Synopses & Reviews
Synopsis
British historian Oskar Jensen combs through hundreds of late Georgian and Victorian primary and secondary accounts to document the stories of London's poor through their own voices. What emerges is a buzzing world of the working classes, diverse in gender, ethnicity, ability, origin, and occupation.
There's two-year-old Susan Mosely, kidnapped by an older woman because beggars with children are treated with more sympathy. There's John James Bezer, a seven-year-old who's elated to find a job as a street deliveryman--working seventeen hours a day. And there's Joseph Johnson, a Black ex-sailor who's famous for singing sea songs outside the Tower of London with a model ship balanced on his head.
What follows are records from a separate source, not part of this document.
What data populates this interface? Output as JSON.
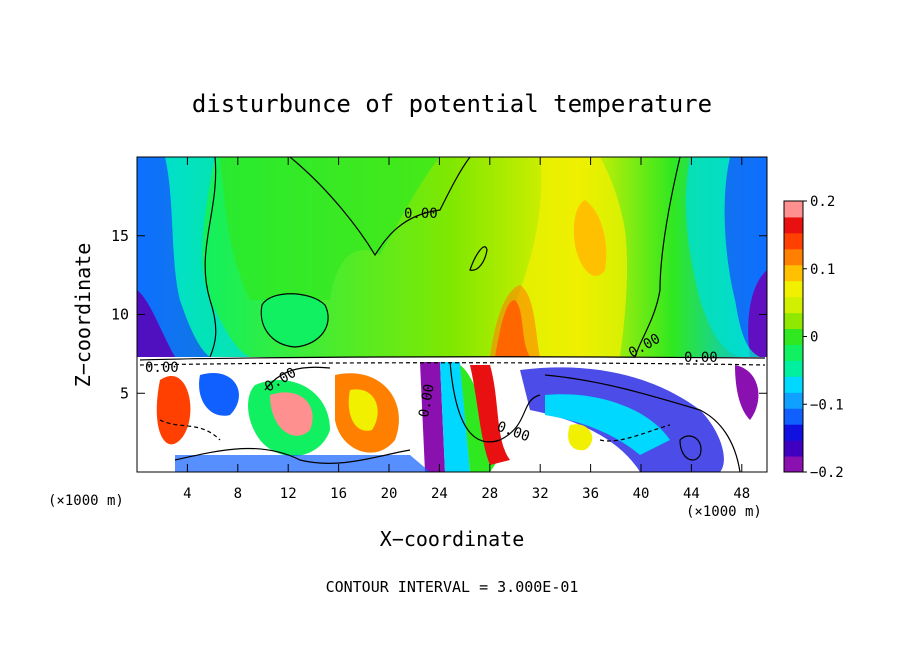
{
  "chart_data": {
    "type": "heatmap",
    "title": "disturbunce of potential temperature",
    "xlabel": "X−coordinate",
    "ylabel": "Z−coordinate",
    "x_unit_left": "(×1000 m)",
    "x_unit_right": "(×1000 m)",
    "x_ticks": [
      "4",
      "8",
      "12",
      "16",
      "20",
      "24",
      "28",
      "32",
      "36",
      "40",
      "44",
      "48"
    ],
    "x_tick_values": [
      4,
      8,
      12,
      16,
      20,
      24,
      28,
      32,
      36,
      40,
      44,
      48
    ],
    "y_ticks": [
      "5",
      "10",
      "15"
    ],
    "y_tick_values": [
      5,
      10,
      15
    ],
    "xlim": [
      0,
      50
    ],
    "ylim": [
      0,
      20
    ],
    "colorbar": {
      "labels": [
        "0.2",
        "0.1",
        "0",
        "−0.1",
        "−0.2"
      ],
      "label_values": [
        0.2,
        0.1,
        0,
        -0.1,
        -0.2
      ],
      "range": [
        -0.2,
        0.2
      ],
      "colors": [
        "#8b10b0",
        "#4000c0",
        "#1010e0",
        "#1060ff",
        "#10a0ff",
        "#00d8ff",
        "#00f0a0",
        "#10f060",
        "#30e820",
        "#90e800",
        "#d0f000",
        "#f0f000",
        "#ffc000",
        "#ff8000",
        "#ff4000",
        "#e81010",
        "#ff9090"
      ]
    },
    "contour_labels": [
      "0.00",
      "0.00",
      "0.00",
      "0.00",
      "0.00",
      "0.00",
      "0.00"
    ],
    "contour_interval": "CONTOUR INTERVAL = 3.000E-01"
  }
}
The stories in Vagabonds form a moving picture of people in poverty and a reminder of the power of the human spirit--but also of the suffering begotten by a society divided into rich and poor. Jensen's assiduous work results in a meticulously accurate portrait of the visceral sights, sounds, and smells of Dickensian London, offering us a vibrant new perspective on the streets and their lives.
Synopsis
London, 1857: A pair of teenage girls holding a sign that says "Fugitive Slaves" ask for money on the corner of Blackman Street. After a constable accosts them and charges them with begging, they end up in court, where national newspapers pick up their story. Are the girls truly escaped slaves from Kentucky? Or will the city's dystopian Mendicity Society catch them in a lie, exposing them as born-and-raised Londoners and endangering their safety?
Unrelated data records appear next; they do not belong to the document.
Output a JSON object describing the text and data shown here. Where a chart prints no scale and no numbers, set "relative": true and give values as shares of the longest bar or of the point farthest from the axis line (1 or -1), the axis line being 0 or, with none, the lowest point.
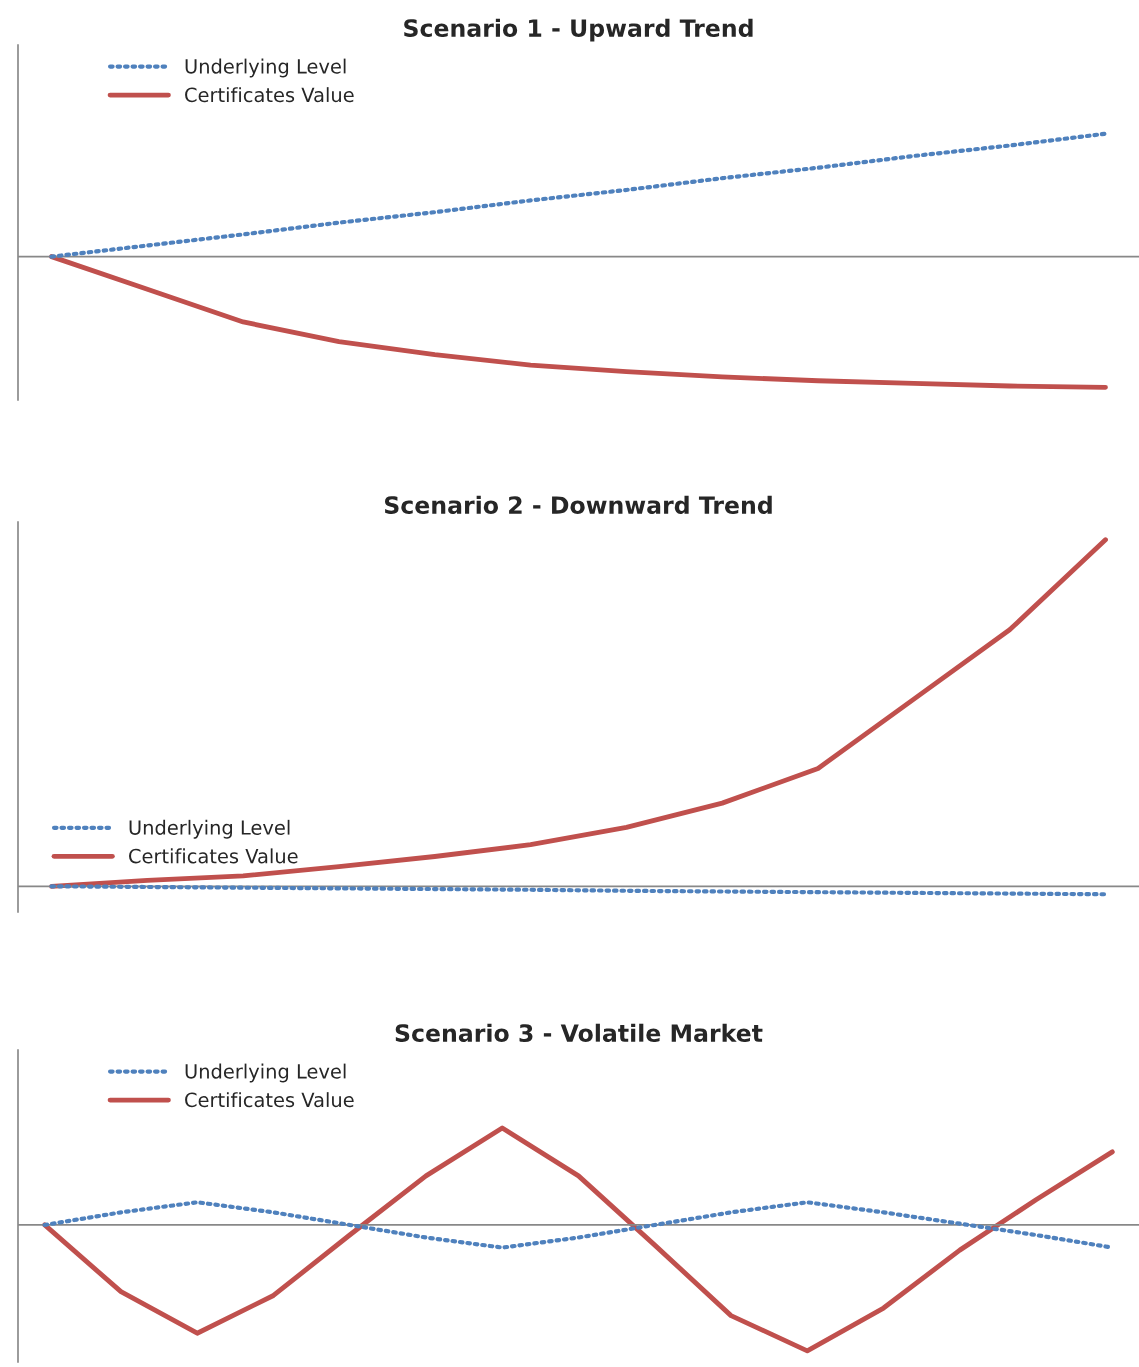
{
  "chart_data": [
    {
      "type": "line",
      "title": "Scenario 1 - Upward Trend",
      "relative": true,
      "legend": "top left",
      "categories": [
        null,
        null,
        null,
        null,
        null,
        null,
        null,
        null,
        null,
        null,
        null,
        null
      ],
      "series": [
        {
          "name": "Underlying Level",
          "color": "#4f81bd",
          "line_style": "dotted",
          "values": [
            0,
            0.085,
            0.17,
            0.26,
            0.34,
            0.43,
            0.51,
            0.6,
            0.68,
            0.77,
            0.85,
            0.94
          ]
        },
        {
          "name": "Certificates Value",
          "color": "#c0504d",
          "line_style": "solid",
          "values": [
            0,
            -0.25,
            -0.5,
            -0.65,
            -0.75,
            -0.83,
            -0.88,
            -0.92,
            -0.95,
            -0.97,
            -0.99,
            -1
          ]
        }
      ]
    },
    {
      "type": "line",
      "title": "Scenario 2 - Downward Trend",
      "relative": true,
      "legend": "bottom left",
      "categories": [
        null,
        null,
        null,
        null,
        null,
        null,
        null,
        null,
        null,
        null,
        null,
        null
      ],
      "series": [
        {
          "name": "Underlying Level",
          "color": "#4f81bd",
          "line_style": "dotted",
          "values": [
            0,
            -0.002,
            -0.004,
            -0.006,
            -0.008,
            -0.01,
            -0.013,
            -0.015,
            -0.017,
            -0.019,
            -0.021,
            -0.023
          ]
        },
        {
          "name": "Certificates Value",
          "color": "#c0504d",
          "line_style": "solid",
          "values": [
            0,
            0.017,
            0.03,
            0.057,
            0.086,
            0.12,
            0.17,
            0.24,
            0.34,
            0.54,
            0.74,
            1
          ]
        }
      ]
    },
    {
      "type": "line",
      "title": "Scenario 3 - Volatile Market",
      "relative": true,
      "legend": "top left",
      "categories": [
        null,
        null,
        null,
        null,
        null,
        null,
        null,
        null,
        null,
        null,
        null,
        null,
        null,
        null,
        null
      ],
      "series": [
        {
          "name": "Underlying Level",
          "color": "#4f81bd",
          "line_style": "dotted",
          "values": [
            0,
            0.1,
            0.18,
            0.1,
            0,
            -0.1,
            -0.18,
            -0.1,
            0,
            0.1,
            0.18,
            0.1,
            0.01,
            -0.08,
            -0.18
          ]
        },
        {
          "name": "Certificates Value",
          "color": "#c0504d",
          "line_style": "solid",
          "values": [
            0,
            -0.53,
            -0.86,
            -0.56,
            -0.08,
            0.39,
            0.77,
            0.39,
            -0.16,
            -0.72,
            -1,
            -0.66,
            -0.2,
            0.2,
            0.58
          ]
        }
      ]
    }
  ]
}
With its many stories of people like these who lived and made their living on the streets, Vagabonds forms a moving picture of the real Dickensian London. Piecing together contemporary sources such as newspaper articles, letters, and journal entries, historian Oskar Jensen follows the harrowing, hopeful journeys of the city's poor: children, immigrants, street performers, thieves, and sex workers, all diverse in gender, ethnicity, ability, and origin. In their own voices, they give us a vibrant new perspective on this moment in history, with its deep inequality that bears an astonishing resemblance to our own era's divides.